The pptransfer app will retry automatically - saving you the bother.
Grenville
comment:22 Changed 12 months ago by david
Hi Simon,
The cfa problem is sporadic, and environment based. I'm not sure how to eradicate it properly, but setting the UDUNITS2_XML_PATH environment variable ought do sort it. see
https://ncas-cms.github.io/cf-python/installation.html#unidata-udunits-2-library for details.
Thanks, David
comment:23 Changed 12 months ago by simon.tett
Hi David,
thanks for that — the document you point me to suggests setting UDUNITS2_XML_PATH to /home/user/anaconda3/share/udunits/udunits2.xml. That path is not correct as /home/user/anaconda3/ does not exist.
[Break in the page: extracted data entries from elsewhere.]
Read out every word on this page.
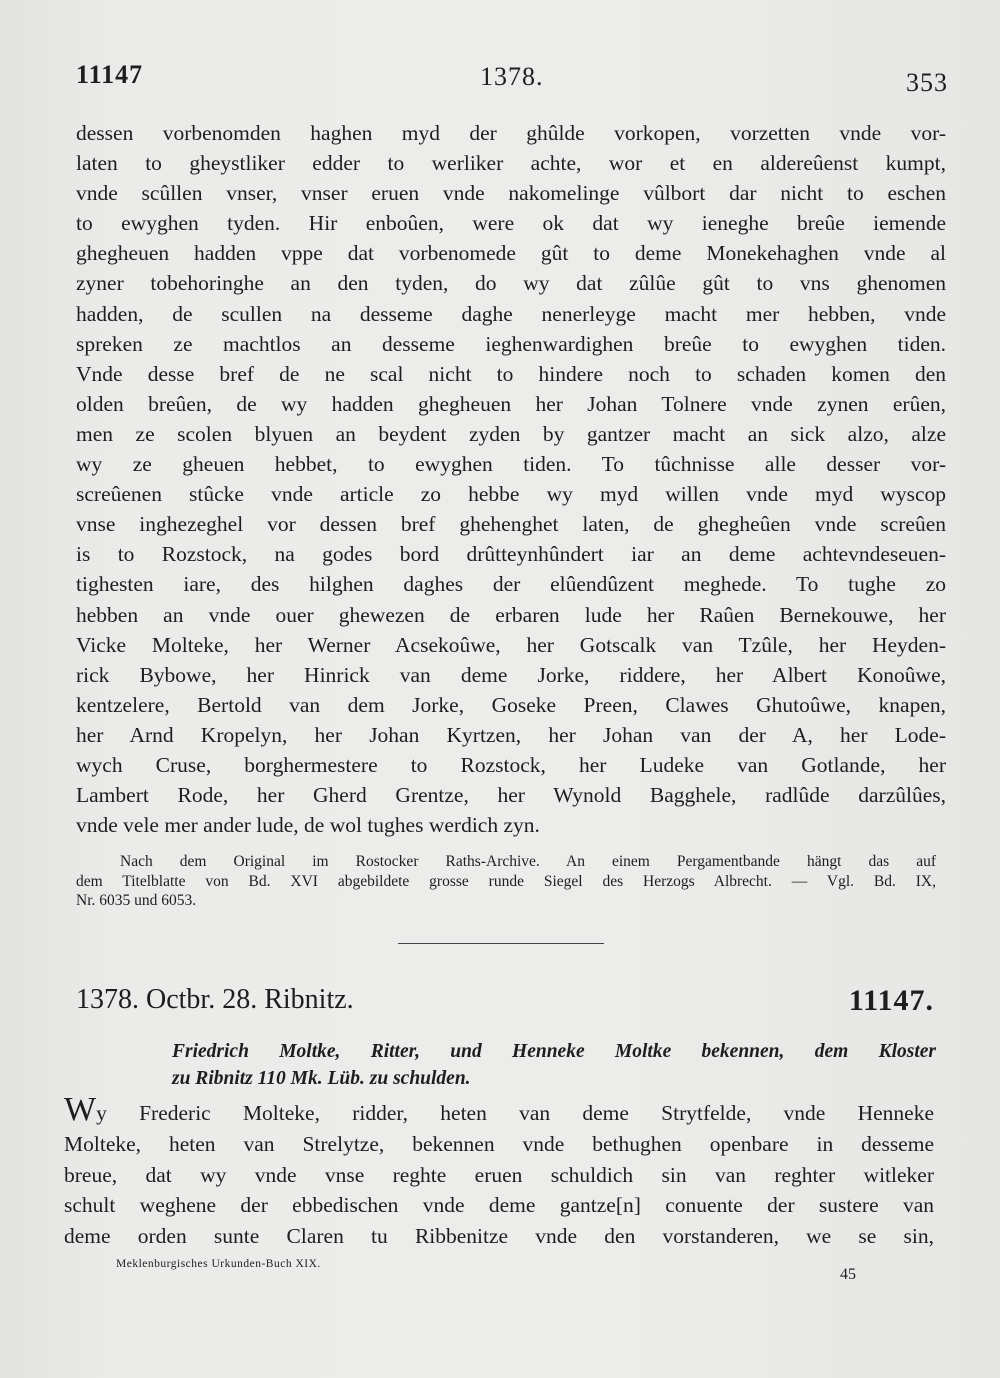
11147	1378.	353
dessen vorbenomden haghen myd der ghûlde vorkopen, vorzetten vnde vor-
laten to gheystliker edder to werliker achte, wor et en aldereûenst kumpt,
vnde scûllen vnser, vnser eruen vnde nakomelinge vûlbort dar nicht to eschen
to ewyghen tyden. Hir enboûen, were ok dat wy ieneghe breûe iemende
ghegheuen hadden vppe dat vorbenomede gût to deme Monekehaghen vnde al
zyner tobehoringhe an den tyden, do wy dat zûlûe gût to vns ghenomen
hadden, de scullen na desseme daghe nenerleyge macht mer hebben, vnde
spreken ze machtlos an desseme ieghenwardighen breûe to ewyghen tiden.
Vnde desse bref de ne scal nicht to hindere noch to schaden komen den
olden breûen, de wy hadden ghegheuen her Johan Tolnere vnde zynen erûen,
men ze scolen blyuen an beydent zyden by gantzer macht an sick alzo, alze
wy ze gheuen hebbet, to ewyghen tiden. To tûchnisse alle desser vor-
screûenen stûcke vnde article zo hebbe wy myd willen vnde myd wyscop
vnse inghezeghel vor dessen bref ghehenghet laten, de ghegheûen vnde screûen
is to Rozstock, na godes bord drûtteynhûndert iar an deme achtevndeseuen-
tighesten iare, des hilghen daghes der elûendûzent meghede. To tughe zo
hebben an vnde ouer ghewezen de erbaren lude her Raûen Bernekouwe, her
Vicke Molteke, her Werner Acsekoûwe, her Gotscalk van Tzûle, her Heyden-
rick Bybowe, her Hinrick van deme Jorke, riddere, her Albert Konoûwe,
kentzelere, Bertold van dem Jorke, Goseke Preen, Clawes Ghutoûwe, knapen,
her Arnd Kropelyn, her Johan Kyrtzen, her Johan van der A, her Lode-
wych Cruse, borghermestere to Rozstock, her Ludeke van Gotlande, her
Lambert Rode, her Gherd Grentze, her Wynold Bagghele, radlûde darzûlûes,
vnde vele mer ander lude, de wol tughes werdich zyn.
Nach dem Original im Rostocker Raths-Archive. An einem Pergamentbande hängt das auf
dem Titelblatte von Bd. XVI abgebildete grosse runde Siegel des Herzogs Albrecht. — Vgl. Bd. IX,
Nr. 6035 und 6053.
1378. Octbr. 28. Ribnitz.	11147.
Friedrich Moltke, Ritter, und Henneke Moltke bekennen, dem Kloster
zu Ribnitz 110 Mk. Lüb. zu schulden.
Wy Frederic Molteke, ridder, heten van deme Strytfelde, vnde Henneke
Molteke, heten van Strelytze, bekennen vnde bethughen openbare in desseme
breue, dat wy vnde vnse reghte eruen schuldich sin van reghter witleker
schult weghene der ebbedischen vnde deme gantze[n] conuente der sustere van
deme orden sunte Claren tu Ribbenitze vnde den vorstanderen, we se sin,
Meklenburgisches Urkunden-Buch XIX.
45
Can you advice me what I should set it to?
Presumably if that works I should add this to my .bashrc file
Simon
comment:24 Changed 7 months ago by ros
- Resolution set to fixed
- Status changed from assigned to closed
Simon
These should reveal all:
https://code.metoffice.gov.uk/trac/moci/wiki/app_postproc
http://cms.ncas.ac.uk/wiki/Docs/PostProcessingApp
http://cms.ncas.ac.uk/wiki/Docs/PostProcessingAppNexcsSetup
Grenville